L'Ecuyer, P., Simard, R., Chen, E. J. and Kelton, W. D. (2002) An
object-oriented random-number package with many long streams and
substreams. Operations Research 50 1073–5.
http://www.iro.umontreal.ca/~lecuyer/myftp/papers/streams00.pdf



> Paul
>
>
> On 12-02-17 03:57 PM, Paul Johnson wrote:
>>
>> I've got another edition of my simulation replication framework.  I'm
>> attaching 2 R files and pasting in the readme.
>>
>> I would especially like to know if I'm doing anything that breaks
>> .Random.seed or other things that R's parallel uses in the
>> environment.
>>
>> In case you don't want to wrestle with attachments, the same files are
>> online in our SVN
>>
>>
>> http://winstat.quant.ku.edu/svn/hpcexample/trunk/Ex66-ParallelSeedPrototype/
>>
>>
>> ## Paul E. Johnson CRMDA<pauljohn at ku.edu>
>> ## Portable Parallel Seeds Project.
>> ## 2012-02-18
>>
>> Portable Parallel Seeds Project
>>
>> This is how I'm going to recommend we work with random number seeds in
>> simulations. It enhances work that requires runs with random numbers,
>> whether runs are in a cluster computing environment or in a single
>> workstation.
>>
>> It is a solution for two separate problems.
>>
>> Problem 1. I scripted up 1000 R runs and need high quality,
>> unique, replicable random streams for each one. Each simulation
>> runs separately, but I need to be confident their streams are
>> not correlated or overlapping. For replication, I need to be able to
>> select any run, say 667, and restart it exactly as it was.
>>
>> Problem 2. I've written a Parallel MPI (Message Passing Interface)
>> routine that launches 1000 runs and I need to assure each has
>> a unique, replicatable, random stream. I need to be able to
>> select any run, say 667, and restart it exactly as it was.
>>
>> This project develops one approach to create replicable simulations.
>> It blends ideas about seed management from John M. Chambers
>> Software for Data Analysis (2008) with ideas from the snowFT
>> package by Hana Sevcikova and Tony R. Rossini.
>>
>>
>> Here's my proposal.
>>
>> 1. Run a preliminary program to generate an array of seeds
>>
>> run1:   seed1.1   seed1.2   seed1.3
>> run2:   seed2.1   seed2.2   seed2.3
>> run3:   seed3.1   seed3.2   seed3.3
>> ...      ...       ...
>> run1000   seed1000.1  seed1000.2   seed1000.3
>>
>> This example provides 3 separate streams of random numbers within each
>> run. Because we will use the L'Ecuyer "many separate streams"
>> approach, we are confident that there is no correlation or overlap
>> between any of the runs.
>>
>> The projSeeds has to have one row per project, but it is not a huge
>> file. I created seeds for 2000 runs of a project that requires 2 seeds
>> per run.  The saved size of the file 104443kb, which is very small. By
>> comparison, a 1400x1050 jpg image would usually be twice that size.

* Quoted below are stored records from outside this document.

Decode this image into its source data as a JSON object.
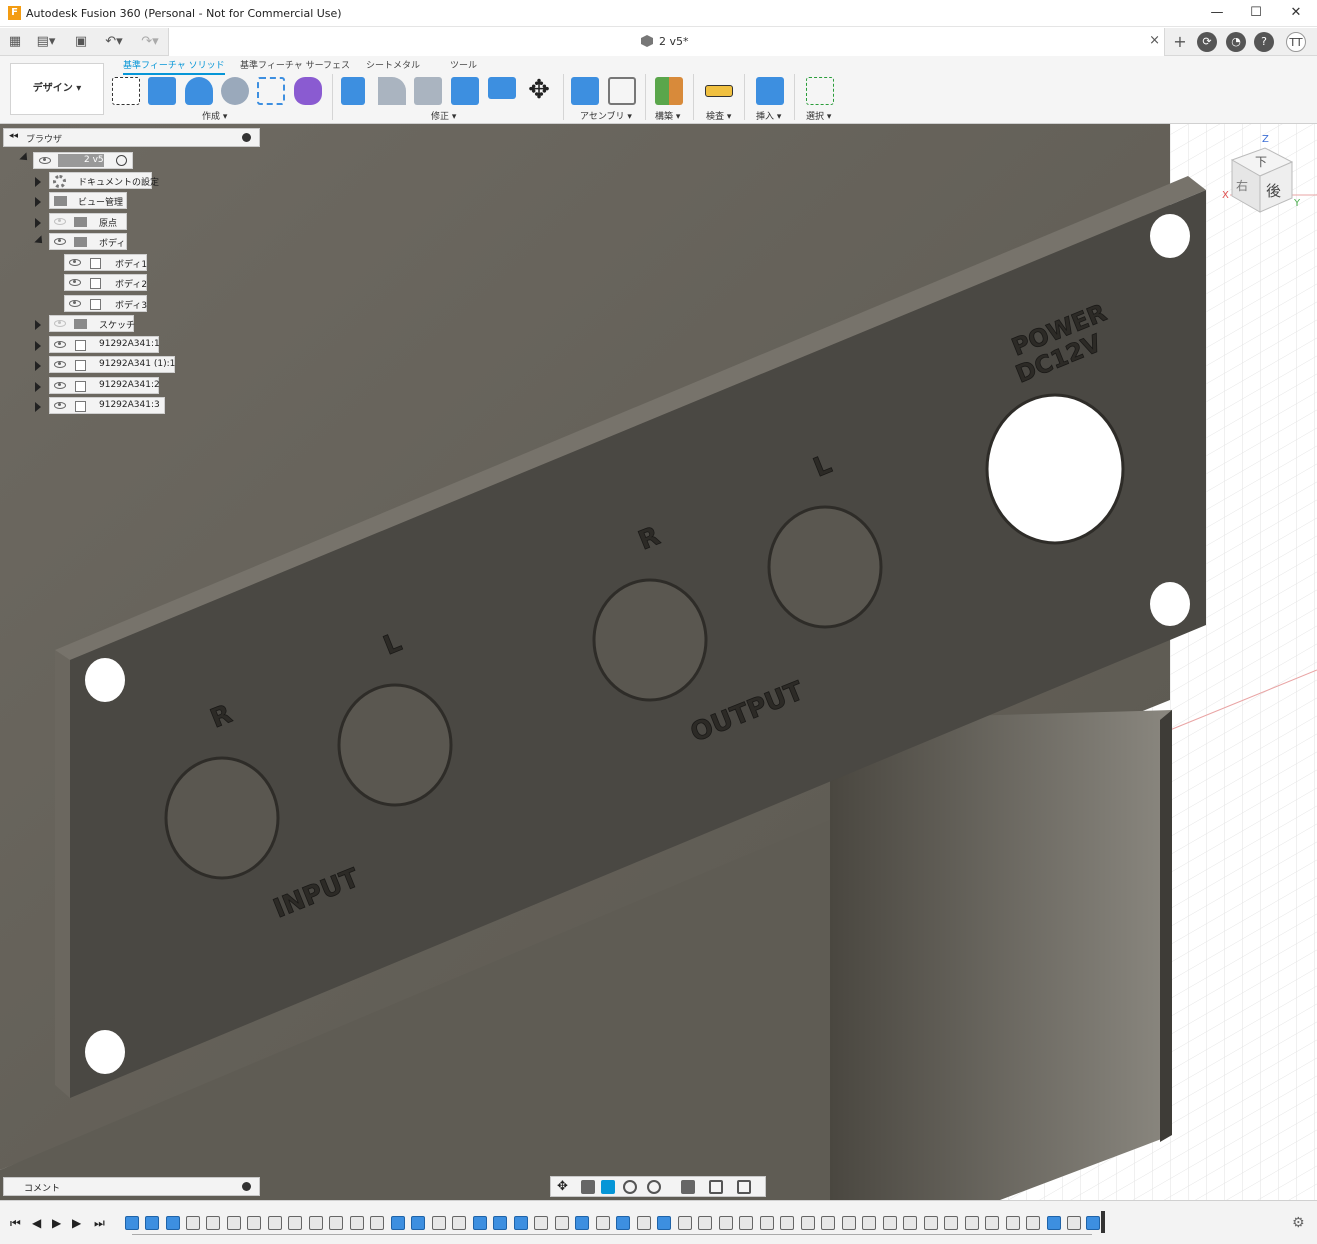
{
  "window": {
    "title": "Autodesk Fusion 360 (Personal - Not for Commercial Use)",
    "logo_letter": "F",
    "minimize": "—",
    "maximize": "☐",
    "close": "✕"
  },
  "tabbar": {
    "doc_title": "2 v5*",
    "close": "×",
    "new_tab": "+",
    "user_initials": "TT",
    "help": "?"
  },
  "ribbon": {
    "workspace": "デザイン ▾",
    "tabs": [
      "基準フィーチャ ソリッド",
      "基準フィーチャ サーフェス",
      "シートメタル",
      "ツール"
    ],
    "groups": [
      "作成 ▾",
      "修正 ▾",
      "アセンブリ ▾",
      "構築 ▾",
      "検査 ▾",
      "挿入 ▾",
      "選択 ▾"
    ]
  },
  "browser": {
    "title": "ブラウザ",
    "root": "2 v5",
    "items": [
      {
        "label": "ドキュメントの設定"
      },
      {
        "label": "ビュー管理"
      },
      {
        "label": "原点"
      },
      {
        "label": "ボディ"
      },
      {
        "label": "ボディ1"
      },
      {
        "label": "ボディ2"
      },
      {
        "label": "ボディ3"
      },
      {
        "label": "スケッチ"
      },
      {
        "label": "91292A341:1"
      },
      {
        "label": "91292A341 (1):1"
      },
      {
        "label": "91292A341:2"
      },
      {
        "label": "91292A341:3"
      }
    ]
  },
  "viewcube": {
    "top": "下",
    "right": "後",
    "left": "右",
    "z": "Z",
    "x": "X",
    "y": "Y"
  },
  "panel_text": {
    "input": "INPUT",
    "output": "OUTPUT",
    "power": "POWER",
    "dc": "DC12V",
    "r1": "R",
    "l1": "L",
    "r2": "R",
    "l2": "L"
  },
  "comment": {
    "label": "コメント"
  },
  "colors": {
    "accent": "#0696d7",
    "panel": "#4a4843",
    "panel_edge": "#6b675f",
    "grid": "#e6e6e6"
  }
}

>> If you save 10,000 runs-worth of seeds, the size rises to 521,993kb,
>> still pretty small.
>>
>> Because the seeds are saved in a file, we are sure each
>> run can be replicated. We just have to teach each program
>> how to use the seeds. That is step two.
>>
>>
>> 2. Inside each run, an initialization function runs that loads the
>> seeds file and takes the row of seeds that it needs.  As the
>> simulation progresses, the user can ask for random numbers from the
>> separate streams. When we need random draws from a particular stream,
>> we set the variable "currentStream" with the function useStream().
>>
>> The function initSeedStreams creates several objects in
>> the global environment. It sets the integer currentStream,
>> as well as two list objects, startSeeds and currentSeeds.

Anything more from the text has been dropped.